Dr. Ömer Yıldırım Bey anlatıyor:

Adana'dayım, Yürürken bir ses geldi, “Çumra bunlar, gel vatandaş, Çumra bunlar.”

Adana'da başıma sıcak geçti galiba dedim ama sesin geldiği yöne de baktım: Bir kavuncu! Kavunlarını ÇUMRA diye satıyor.

Kıymetli okuyucular, bu ilginç hadiseyi nakletmemizin sebebi piyasaya giren “ÇUMRA ŞEKER'İN BALIĞI TİLAPİA GELDİ” duyurularını görmemizdir.

Çumra Şeker başarılarına bir halka daha ekleyip, üretim çeşitlerine kırmızı etten sonra BALIK etini de dahil etti.

Emeği geçen herkese can-ı gönülden teşekkürler.

Tatlısu Levreği diye tanınan ve sıcak sularda yetişebildiği için fabrikanın atık su havuzlarında üretilen TİLAPİA balıklarının başta ILGIN Kaplıcaları olmak üzere şehrimize ve ülkemize bir MODEL olacağına inanıyoruz.

Bu başarılı gelişmeye İSİM vermenin tam sırası. 

Yerli bir isim bekliyoruz. 

ÇUMRA BALIĞI da olabilir, bir başka YERLİ isim de!

Yolun başındayız, TİLAPİA'yı heceletmenin hiçbir faydası yok. Tanımlayan kazanır.

İnsanımız yıllar önce BUZDOLABI dedi ve isim yerleşti.
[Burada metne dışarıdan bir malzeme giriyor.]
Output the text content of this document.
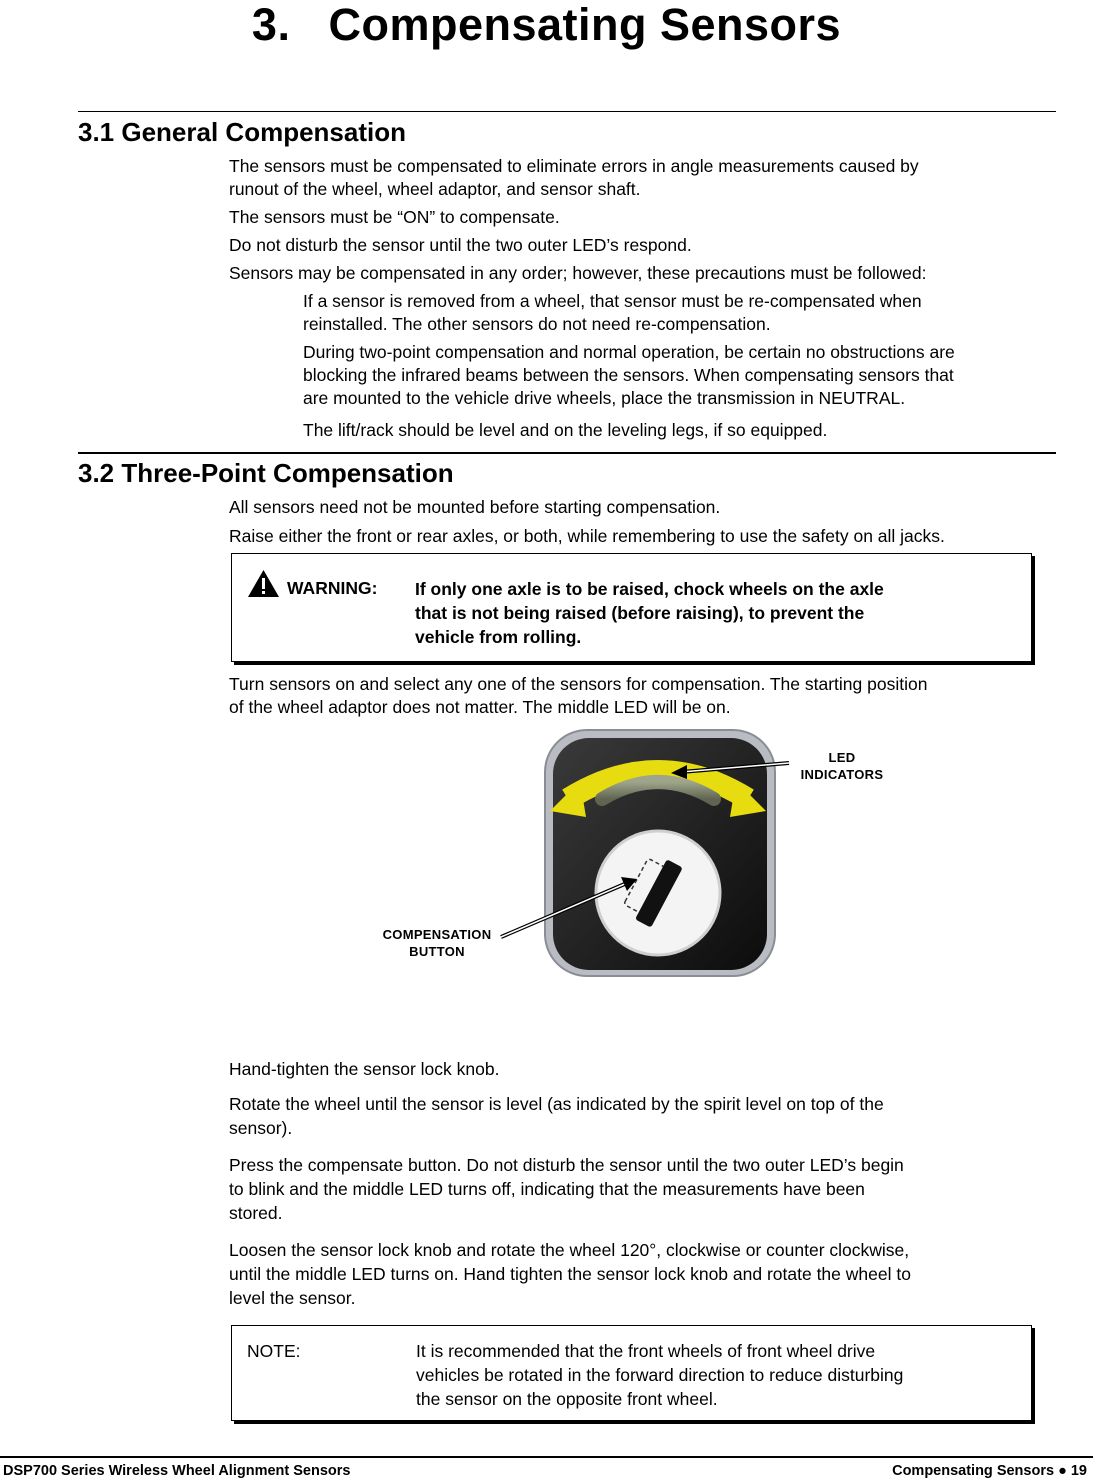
3. Compensating Sensors
3.1 General Compensation
The sensors must be compensated to eliminate errors in angle measurements caused by
runout of the wheel, wheel adaptor, and sensor shaft.
The sensors must be “ON” to compensate.
Do not disturb the sensor until the two outer LED’s respond.
Sensors may be compensated in any order; however, these precautions must be followed:
If a sensor is removed from a wheel, that sensor must be re-compensated when
reinstalled. The other sensors do not need re-compensation.
During two-point compensation and normal operation, be certain no obstructions are
blocking the infrared beams between the sensors. When compensating sensors that
are mounted to the vehicle drive wheels, place the transmission in NEUTRAL.
The lift/rack should be level and on the leveling legs, if so equipped.
3.2 Three-Point Compensation
All sensors need not be mounted before starting compensation.
Raise either the front or rear axles, or both, while remembering to use the safety on all jacks.
WARNING: If only one axle is to be raised, chock wheels on the axle
that is not being raised (before raising), to prevent the
vehicle from rolling.
Turn sensors on and select any one of the sensors for compensation. The starting position
of the wheel adaptor does not matter. The middle LED will be on.
LED
INDICATORS
COMPENSATION
BUTTON
Hand-tighten the sensor lock knob.
Rotate the wheel until the sensor is level (as indicated by the spirit level on top of the
sensor).
Press the compensate button. Do not disturb the sensor until the two outer LED’s begin
to blink and the middle LED turns off, indicating that the measurements have been
stored.
Loosen the sensor lock knob and rotate the wheel 120°, clockwise or counter clockwise,
until the middle LED turns on. Hand tighten the sensor lock knob and rotate the wheel to
level the sensor.
NOTE:	It is recommended that the front wheels of front wheel drive
vehicles be rotated in the forward direction to reduce disturbing
the sensor on the opposite front wheel.
DSP700 Series Wireless Wheel Alignment Sensors	Compensating Sensors ● 19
Türk Dil Kurumu yıllar sonra “SOĞUTUCU” dedi ve PROFİLO sürekli “soğutucu” kelimesini kullandı ama ne fayda?

Şimdi ne Profilo var ne soğutucu!

İnsanımızın sezgisinden, ferasetinden çıkan BUZDOLABI her köşede!

İsimlendirme konusunda davranan kazanır.

Birkaç örnek vermeye çalışalım:

Geçen asırda, Orta Asya'ya giden bir Alman, bizim “TATAR BİFTEĞİ”ni görür, beğenir ve Almanya'da HAMBURGER diye tanıtır.
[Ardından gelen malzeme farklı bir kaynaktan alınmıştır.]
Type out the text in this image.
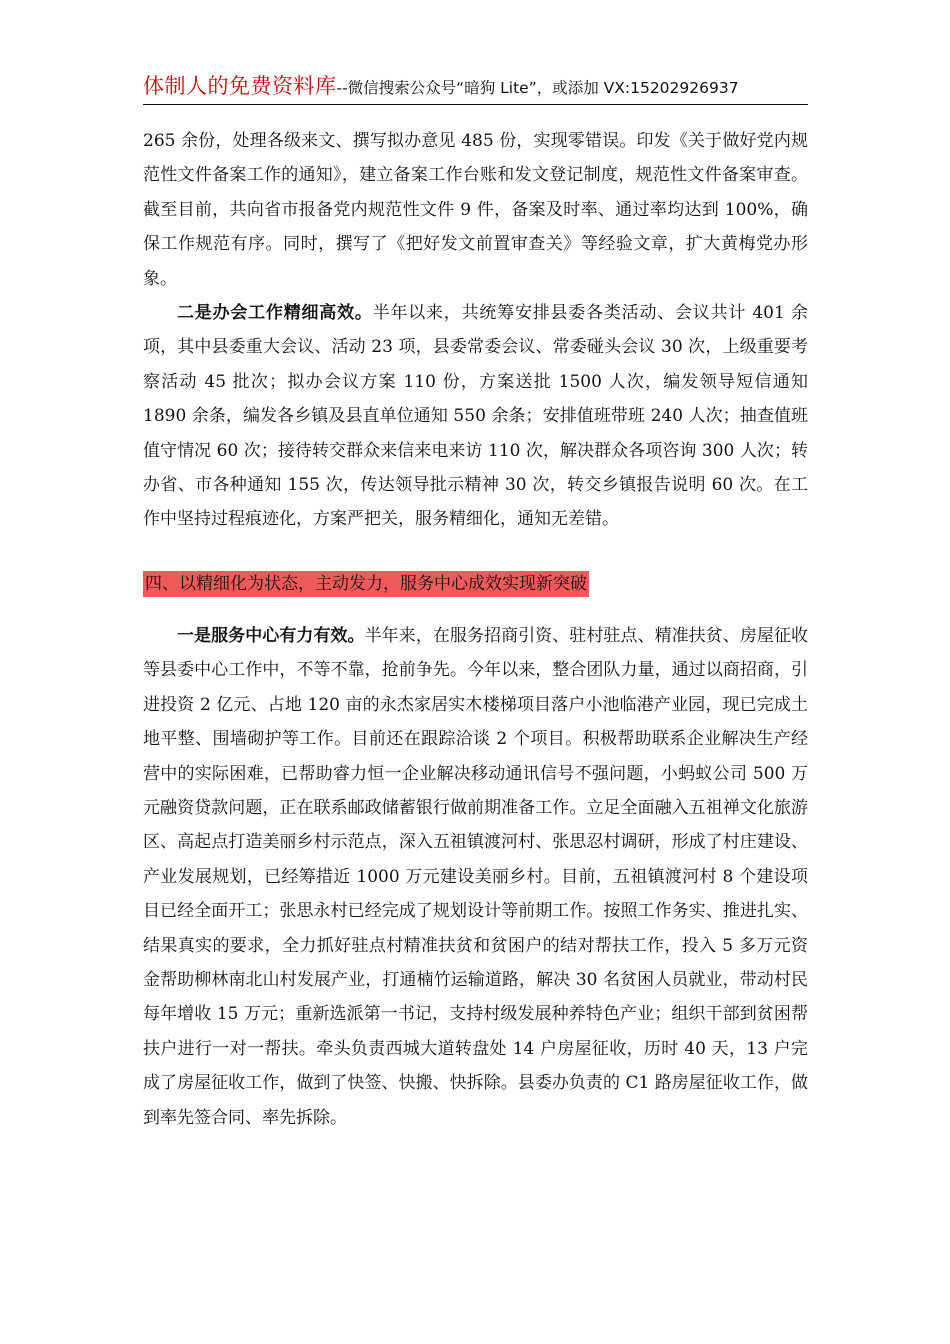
体制人的免费资料库--微信搜索公众号“暗狗 Lite”，或添加 VX:15202926937

265 余份，处理各级来文、撰写拟办意见 485 份，实现零错误。印发《关于做好党内规范性文件备案工作的通知》，建立备案工作台账和发文登记制度，规范性文件备案审查。截至目前，共向省市报备党内规范性文件 9 件，备案及时率、通过率均达到 100%，确保工作规范有序。同时，撰写了《把好发文前置审查关》等经验文章，扩大黄梅党办形象。

二是办会工作精细高效。半年以来，共统筹安排县委各类活动、会议共计 401 余项，其中县委重大会议、活动 23 项，县委常委会议、常委碰头会议 30 次，上级重要考察活动 45 批次；拟办会议方案 110 份，方案送批 1500 人次，编发领导短信通知 1890 余条，编发各乡镇及县直单位通知 550 余条；安排值班带班 240 人次；抽查值班值守情况 60 次；接待转交群众来信来电来访 110 次，解决群众各项咨询 300 人次；转办省、市各种通知 155 次，传达领导批示精神 30 次，转交乡镇报告说明 60 次。在工作中坚持过程痕迹化，方案严把关，服务精细化，通知无差错。

四、以精细化为状态，主动发力，服务中心成效实现新突破

一是服务中心有力有效。半年来，在服务招商引资、驻村驻点、精准扶贫、房屋征收等县委中心工作中，不等不靠，抢前争先。今年以来，整合团队力量，通过以商招商，引进投资 2 亿元、占地 120 亩的永杰家居实木楼梯项目落户小池临港产业园，现已完成土地平整、围墙砌护等工作。目前还在跟踪洽谈 2 个项目。积极帮助联系企业解决生产经营中的实际困难，已帮助睿力恒一企业解决移动通讯信号不强问题，小蚂蚁公司 500 万元融资贷款问题，正在联系邮政储蓄银行做前期准备工作。立足全面融入五祖禅文化旅游区、高起点打造美丽乡村示范点，深入五祖镇渡河村、张思忍村调研，形成了村庄建设、产业发展规划，已经筹措近 1000 万元建设美丽乡村。目前，五祖镇渡河村 8 个建设项目已经全面开工；张思永村已经完成了规划设计等前期工作。按照工作务实、推进扎实、结果真实的要求，全力抓好驻点村精准扶贫和贫困户的结对帮扶工作，投入 5 多万元资金帮助柳林南北山村发展产业，打通楠竹运输道路，解决 30 名贫困人员就业，带动村民每年增收 15 万元；重新选派第一书记，支持村级发展种养特色产业；组织干部到贫困帮扶户进行一对一帮扶。牵头负责西城大道转盘处 14 户房屋征收，历时 40 天，13 户完成了房屋征收工作，做到了快签、快搬、快拆除。县委办负责的 C1 路房屋征收工作，做到率先签合同、率先拆除。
Hamburger yani Hamburg'a ait.

Şimdi Konyamızda “Tatar Bifteği” bulamazsınız ama çeşit çeşit Hamburger her köşede vardır.

Prof. Dr. İskender ÖKSÜZ Hoca “Türk'üm Özür Dilerim” isimli muhteşem eserinde “ŞAVARMA” yemeğini şöyle anlatır:

Bizim ÇEVİRME'yi Araplar kendi aksanları ile “ŞAVARMA” olarak telaffuz ederek benimserler. Uzun yıllar sonra tekrar doğduğu topraklara gelirken nedense ŞAVARMA olarak gelir ve yerleşir. Türk'üm Özür Dilerim.
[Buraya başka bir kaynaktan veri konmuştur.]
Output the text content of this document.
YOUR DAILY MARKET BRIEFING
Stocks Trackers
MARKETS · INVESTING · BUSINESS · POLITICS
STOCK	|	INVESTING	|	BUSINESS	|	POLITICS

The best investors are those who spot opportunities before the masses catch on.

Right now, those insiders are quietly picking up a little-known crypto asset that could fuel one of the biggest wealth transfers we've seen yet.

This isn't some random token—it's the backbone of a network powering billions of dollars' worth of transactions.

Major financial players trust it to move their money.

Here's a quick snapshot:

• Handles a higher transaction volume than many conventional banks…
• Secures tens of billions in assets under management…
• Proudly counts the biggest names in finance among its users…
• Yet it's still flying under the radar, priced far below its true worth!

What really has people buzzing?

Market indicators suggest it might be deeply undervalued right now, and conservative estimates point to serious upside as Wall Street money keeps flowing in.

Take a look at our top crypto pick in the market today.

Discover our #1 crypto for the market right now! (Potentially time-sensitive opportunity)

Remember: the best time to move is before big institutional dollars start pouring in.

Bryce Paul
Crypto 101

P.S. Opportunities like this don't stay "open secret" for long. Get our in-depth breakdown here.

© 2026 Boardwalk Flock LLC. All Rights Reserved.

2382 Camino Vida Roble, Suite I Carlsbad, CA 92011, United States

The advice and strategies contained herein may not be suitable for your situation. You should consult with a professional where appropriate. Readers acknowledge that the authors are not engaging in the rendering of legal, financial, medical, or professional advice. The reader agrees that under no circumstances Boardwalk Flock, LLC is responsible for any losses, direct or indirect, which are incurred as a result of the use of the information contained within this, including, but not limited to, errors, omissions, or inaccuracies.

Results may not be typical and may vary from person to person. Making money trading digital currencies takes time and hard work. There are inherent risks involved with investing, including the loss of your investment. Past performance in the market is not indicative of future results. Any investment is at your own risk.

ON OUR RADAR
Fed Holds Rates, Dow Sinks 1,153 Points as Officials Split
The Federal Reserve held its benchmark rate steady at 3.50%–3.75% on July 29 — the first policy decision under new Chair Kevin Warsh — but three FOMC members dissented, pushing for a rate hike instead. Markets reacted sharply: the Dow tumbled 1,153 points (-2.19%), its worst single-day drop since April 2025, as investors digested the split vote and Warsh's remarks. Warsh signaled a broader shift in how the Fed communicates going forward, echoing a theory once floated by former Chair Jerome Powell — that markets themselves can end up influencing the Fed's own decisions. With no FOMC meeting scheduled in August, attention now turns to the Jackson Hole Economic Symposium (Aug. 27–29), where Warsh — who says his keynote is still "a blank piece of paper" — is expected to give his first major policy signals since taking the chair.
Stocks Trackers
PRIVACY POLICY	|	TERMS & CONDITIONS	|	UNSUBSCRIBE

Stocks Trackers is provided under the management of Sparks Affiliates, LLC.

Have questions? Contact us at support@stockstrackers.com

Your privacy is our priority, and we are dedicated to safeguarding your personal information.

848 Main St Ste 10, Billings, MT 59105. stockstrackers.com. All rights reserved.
Kıymetli okuyucular, bağışlayınız lütfen ŞAMPANYA dedikleri Fransa'da bağlık bir bölgenin adıdır.

Champagne bölgesinin üzümlerinden üretilen “ŞAMPANYA” neredeyse ülkesi FRANSA'dan meşhur hale gelmiştir.

Konuya dönecek olursak;

Ovada balık yetiştirilmiştir,. Ortada büyük bir başarı vardır ve isim vermenin tam sırasıdır.

Dede Korkut kahramanlıktan yani başarıdan sonra AD verir ve dua ederdi. “Adını ben verdim, Yaşını Allah versin” 

Şimdi vakit ovamızın, Çumramızın ve Torku'muzun balıklarına isim verme vaktidir. 

TİLAPİA'yı heceletmek istemiyoruz.

Doğal olarak bizden bir kelime bekliyoruz.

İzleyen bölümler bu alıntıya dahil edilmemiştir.